Il y a des groupes qui font du metal, et il y a des groupes qui montent un spectacle de foire hanté avec des guitares. DOMINUM appartient clairement à la seconde catégorie. Mené par l’inénarrable Dr. Dead (Felix Heldt), le combo allemand a bâti en deux albums un univers de mort-vivants théâtral, à mi-chemin entre le train fantôme et le concert metal. Avec Night is Calling, troisième opus paru le 3 juillet 2026 chez Napalm Records, la troupe de zombies ne change pas de costume — elle l’enrichit de paillettes, de fumigènes et de refrains encore plus gros.
Le cirque revient en ville
Dès « The Circus is in Town », le ton est donné : DOMINUM ne fait pas dans la demi-mesure. Riffs taillés pour l’arène, chœurs grandiloquents, claviers cinématographiques — tout est calibré pour le grand spectacle. Produit par Felix Heldt lui-même et mixé par Jacob Hansen (artisan d’un son moderne, propre et percutant qu’on retrouve chez Volbeat ou Amaranthe), l’album sonne énorme, lustré, taillé pour les festivals. C’est précisément ce qu’on attend d’un groupe qui jouera l’ouverture du Heavy Weekend 2026 : du metal accessible, immédiat, qui prend le public à la gorge dès la première seconde.
Une galerie de monstres
Le concept tient toute la galerie d’horreur classique et l’assume sans complexe. « Nosferatu », « Jack The Ripper », « Children Of The Night », « Devil’s Son » : on déroule l’imagerie gothique comme un manège déroule ses attractions, avec ce mélange de premier degré et d’autodérision qui fait tout le charme du groupe. « Doctor Doctor » et le single « Dark Melodies » — vitrine parfaite de la formule — alignent les refrains contagieux avec une efficacité presque insolente, là où « Endzeit » lorgne vers une noirceur plus appuyée, chantée en allemand.
La grande idée de l’album, c’est sa reprise de « Thriller » de Michael Jackson. Évidence absolue pour un groupe de zombies — le clip de 1983 est quasiment leur acte de naissance esthétique — et exercice piégeux s’il en est. DOMINUM s’en sort en jouant la carte du clin d’œil festif plutôt que de la relecture sérieuse, et le morceau fonctionne comme le moment « fête costumée » du disque.
Le sommet : « Night is Calling » feat. Battle Beast
Le titre-éponyme, en duo avec Battle Beast, est sans surprise le sommet de l’album. La rencontre de deux écoles du metal-pop survitaminé — l’horreur cabaret de DOMINUM et l’europop héroïque des Finlandais — donne exactement ce qu’on en espère : un hymne énorme, théâtral, fait pour être hurlé en chœur sous les projecteurs.
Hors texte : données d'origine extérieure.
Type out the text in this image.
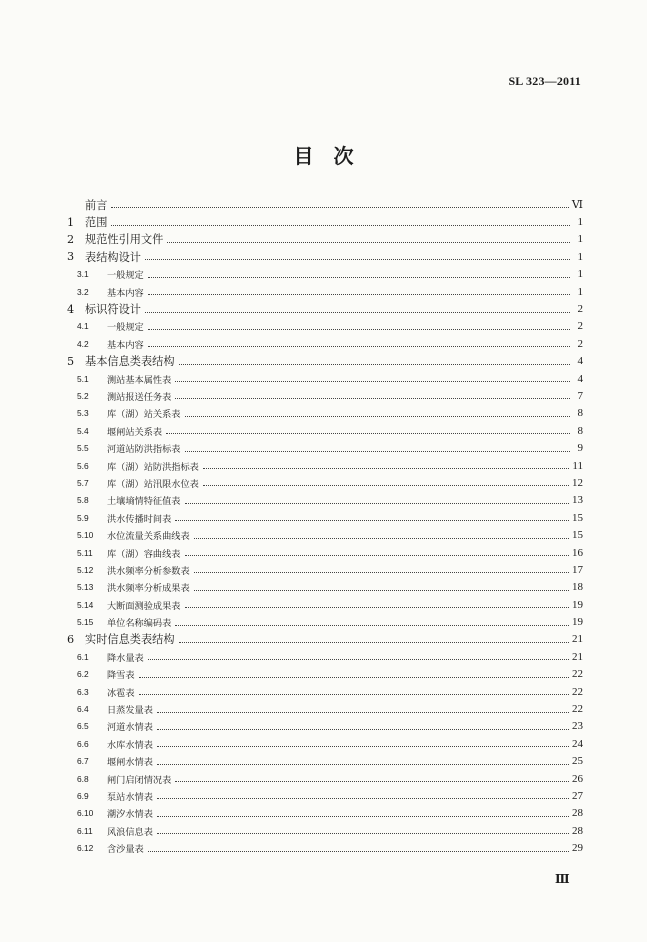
SL 323—2011
目　次
前言	Ⅵ
1 范围	1
2 规范性引用文件	1
3 表结构设计	1
3.1	一般规定	1
3.2	基本内容	1
4 标识符设计	2
4.1	一般规定	2
4.2	基本内容	2
5 基本信息类表结构	4
5.1	测站基本属性表	4
5.2	测站报送任务表	7
5.3	库（湖）站关系表	8
5.4	堰闸站关系表	8
5.5	河道站防洪指标表	9
5.6	库（湖）站防洪指标表	11
5.7	库（湖）站汛限水位表	12
5.8	土壤墒情特征值表	13
5.9	洪水传播时间表	15
5.10	水位流量关系曲线表	15
5.11	库（湖）容曲线表	16
5.12	洪水频率分析参数表	17
5.13	洪水频率分析成果表	18
5.14	大断面测验成果表	19
5.15	单位名称编码表	19
6 实时信息类表结构	21
6.1	降水量表	21
6.2	降雪表	22
6.3	冰雹表	22
6.4	日蒸发量表	22
6.5	河道水情表	23
6.6	水库水情表	24
6.7	堰闸水情表	25
6.8	闸门启闭情况表	26
6.9	泵站水情表	27
6.10	潮汐水情表	28
6.11	风浪信息表	28
6.12	含沙量表	29
Ⅲ
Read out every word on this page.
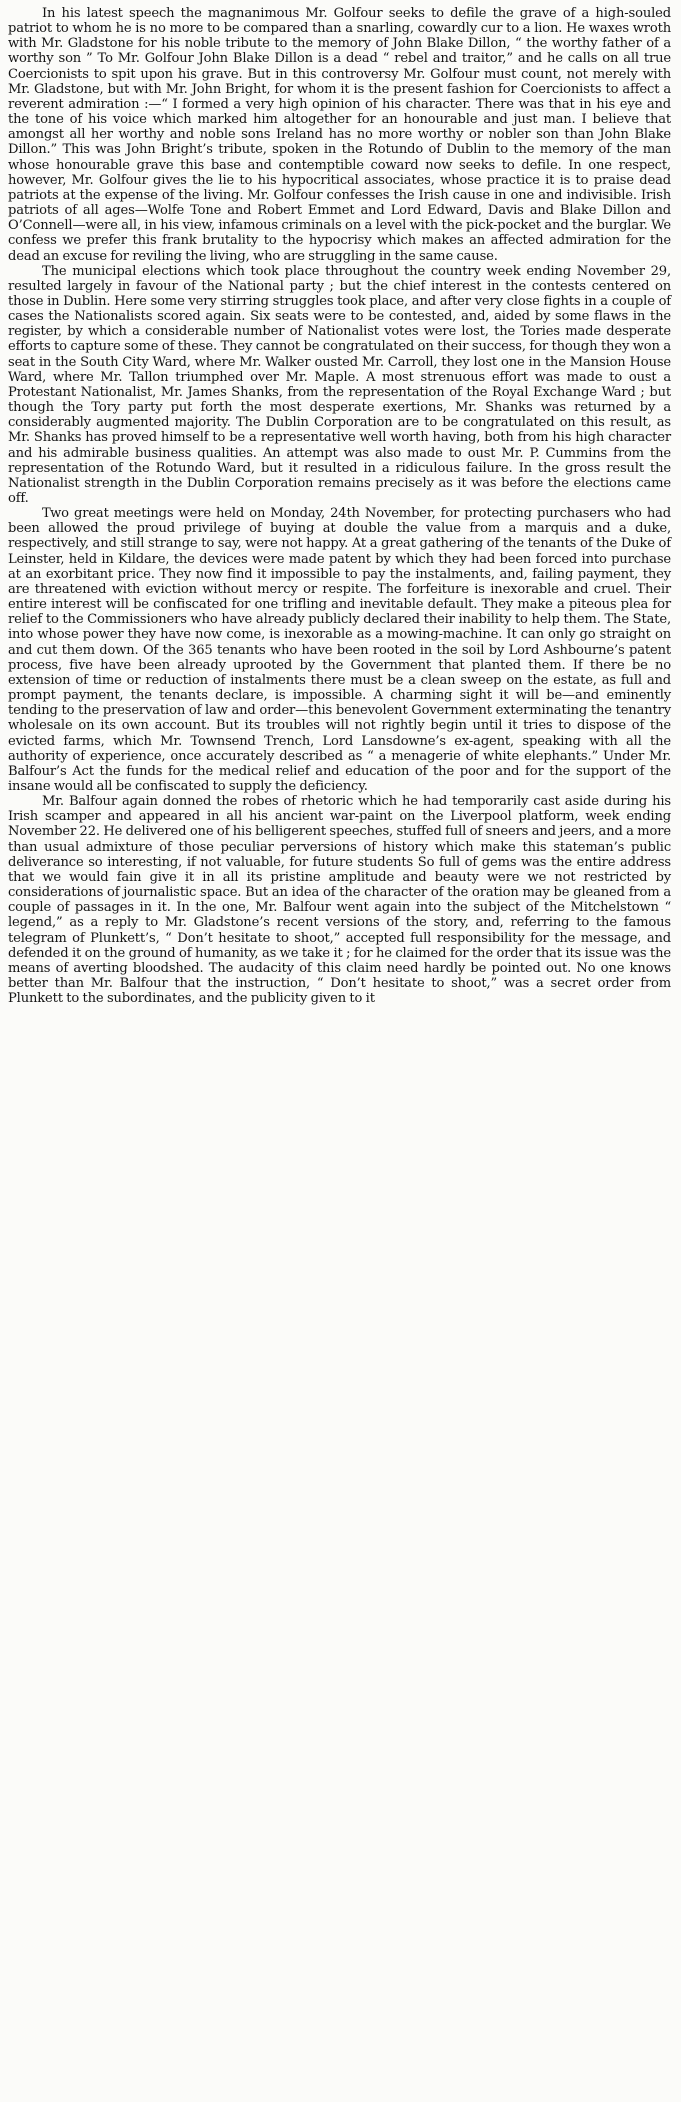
In his latest speech the magnanimous Mr. Golfour seeks to defile the grave of a high-souled patriot to whom he is no more to be compared than a snarling, cowardly cur to a lion. He waxes wroth with Mr. Gladstone for his noble tribute to the memory of John Blake Dillon, “ the worthy father of a worthy son ” To Mr. Golfour John Blake Dillon is a dead “ rebel and traitor,” and he calls on all true Coercionists to spit upon his grave. But in this controversy Mr. Golfour must count, not merely with Mr. Gladstone, but with Mr. John Bright, for whom it is the present fashion for Coercionists to affect a reverent admiration :—“ I formed a very high opinion of his character. There was that in his eye and the tone of his voice which marked him altogether for an honourable and just man. I believe that amongst all her worthy and noble sons Ireland has no more worthy or nobler son than John Blake Dillon.” This was John Bright’s tribute, spoken in the Rotundo of Dublin to the memory of the man whose honourable grave this base and contemptible coward now seeks to defile. In one respect, however, Mr. Golfour gives the lie to his hypocritical associates, whose practice it is to praise dead patriots at the expense of the living. Mr. Golfour confesses the Irish cause in one and indivisible. Irish patriots of all ages—Wolfe Tone and Robert Emmet and Lord Edward, Davis and Blake Dillon and O’Connell—were all, in his view, infamous criminals on a level with the pick-pocket and the burglar. We confess we prefer this frank brutality to the hypocrisy which makes an affected admiration for the dead an excuse for reviling the living, who are struggling in the same cause.

The municipal elections which took place throughout the country week ending November 29, resulted largely in favour of the National party ; but the chief interest in the contests centered on those in Dublin. Here some very stirring struggles took place, and after very close fights in a couple of cases the Nationalists scored again. Six seats were to be contested, and, aided by some flaws in the register, by which a considerable number of Nationalist votes were lost, the Tories made desperate efforts to capture some of these. They cannot be congratulated on their success, for though they won a seat in the South City Ward, where Mr. Walker ousted Mr. Carroll, they lost one in the Mansion House Ward, where Mr. Tallon triumphed over Mr. Maple. A most strenuous effort was made to oust a Protestant Nationalist, Mr. James Shanks, from the representation of the Royal Exchange Ward ; but though the Tory party put forth the most desperate exertions, Mr. Shanks was returned by a considerably augmented majority. The Dublin Corporation are to be congratulated on this result, as Mr. Shanks has proved himself to be a representative well worth having, both from his high character and his admirable business qualities. An attempt was also made to oust Mr. P. Cummins from the representation of the Rotundo Ward, but it resulted in a ridiculous failure. In the gross result the Nationalist strength in the Dublin Corporation remains precisely as it was before the elections came off.

Two great meetings were held on Monday, 24th November, for protecting purchasers who had been allowed the proud privilege of buying at double the value from a marquis and a duke, respectively, and still strange to say, were not happy. At a great gathering of the tenants of the Duke of Leinster, held in Kildare, the devices were made patent by which they had been forced into purchase at an exorbitant price. They now find it impossible to pay the instalments, and, failing payment, they are threatened with eviction without mercy or respite. The forfeiture is inexorable and cruel. Their entire interest will be confiscated for one trifling and inevitable default. They make a piteous plea for relief to the Commissioners who have already publicly declared their inability to help them. The State, into whose power they have now come, is inexorable as a mowing-machine. It can only go straight on and cut them down. Of the 365 tenants who have been rooted in the soil by Lord Ashbourne’s patent process, five have been already uprooted by the Government that planted them. If there be no extension of time or reduction of instalments there must be a clean sweep on the estate, as full and prompt payment, the tenants declare, is impossible. A charming sight it will be—and eminently tending to the preservation of law and order—this benevolent Government exterminating the tenantry wholesale on its own account. But its troubles will not rightly begin until it tries to dispose of the evicted farms, which Mr. Townsend Trench, Lord Lansdowne’s ex-agent, speaking with all the authority of experience, once accurately described as “ a menagerie of white elephants.” Under Mr. Balfour’s Act the funds for the medical relief and education of the poor and for the support of the insane would all be confiscated to supply the deficiency.

Mr. Balfour again donned the robes of rhetoric which he had temporarily cast aside during his Irish scamper and appeared in all his ancient war-paint on the Liverpool platform, week ending November 22. He delivered one of his belligerent speeches, stuffed full of sneers and jeers, and a more than usual admixture of those peculiar perversions of history which make this stateman’s public deliverance so interesting, if not valuable, for future students So full of gems was the entire address that we would fain give it in all its pristine amplitude and beauty were we not restricted by considerations of journalistic space. But an idea of the character of the oration may be gleaned from a couple of passages in it. In the one, Mr. Balfour went again into the subject of the Mitchelstown “ legend,” as a reply to Mr. Gladstone’s recent versions of the story, and, referring to the famous telegram of Plunkett’s, “ Don’t hesitate to shoot,” accepted full responsibility for the message, and defended it on the ground of humanity, as we take it ; for he claimed for the order that its issue was the means of averting bloodshed. The audacity of this claim need hardly be pointed out. No one knows better than Mr. Balfour that the instruction, “ Don’t hesitate to shoot,” was a secret order from Plunkett to the subordinates, and the publicity given to it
Que les deux groupes partagent l’affiche de la même soirée au Nancy Open Air n’est sans doute pas un hasard, et ce featuring ressemble à une poignée de main entre deux familles qui cultivent le même goût du refrain irrésistible.
Quand les morts posent le masque
Le disque se referme sur deux versions acoustiques — « Don’t Get Bitten By The Wrong Ones » et « Hey Living People », clin d’œil au premier album de 2023. C’est là, paradoxalement, que la mécanique se fissure le plus joliment : débarrassées de leur armure de production, les mélodies révèlent ce qu’elles ont de réellement solide… et ce qu’elles doivent parfois au seul vernis. Car c’est la limite de Night is Calling : à force de tout calibrer pour l’impact immédiat, l’album manque de zones d’ombre, de vrais risques. On aimerait que le manège déraille, ne serait-ce qu’une fois.
Verdict
Mais bouder son plaisir serait passer à côté de l’essentiel. DOMINUM sait exactement ce qu’il est : un groupe de divertissement metal premier degré, généreux, théâtral, redoutablement efficace. Night is Calling ne réinventera rien et ne cherche pas à le faire ; il empile les tubes en puissance, soigne son grand-guignol et confirme que la troupe de Dr. Dead est l’une des meilleures machines à fun de la scène metal actuelle. Un album-spectacle, à savourer le sourire aux lèvres et le poing levé — de préférence en live, sous une pluie de faux sang.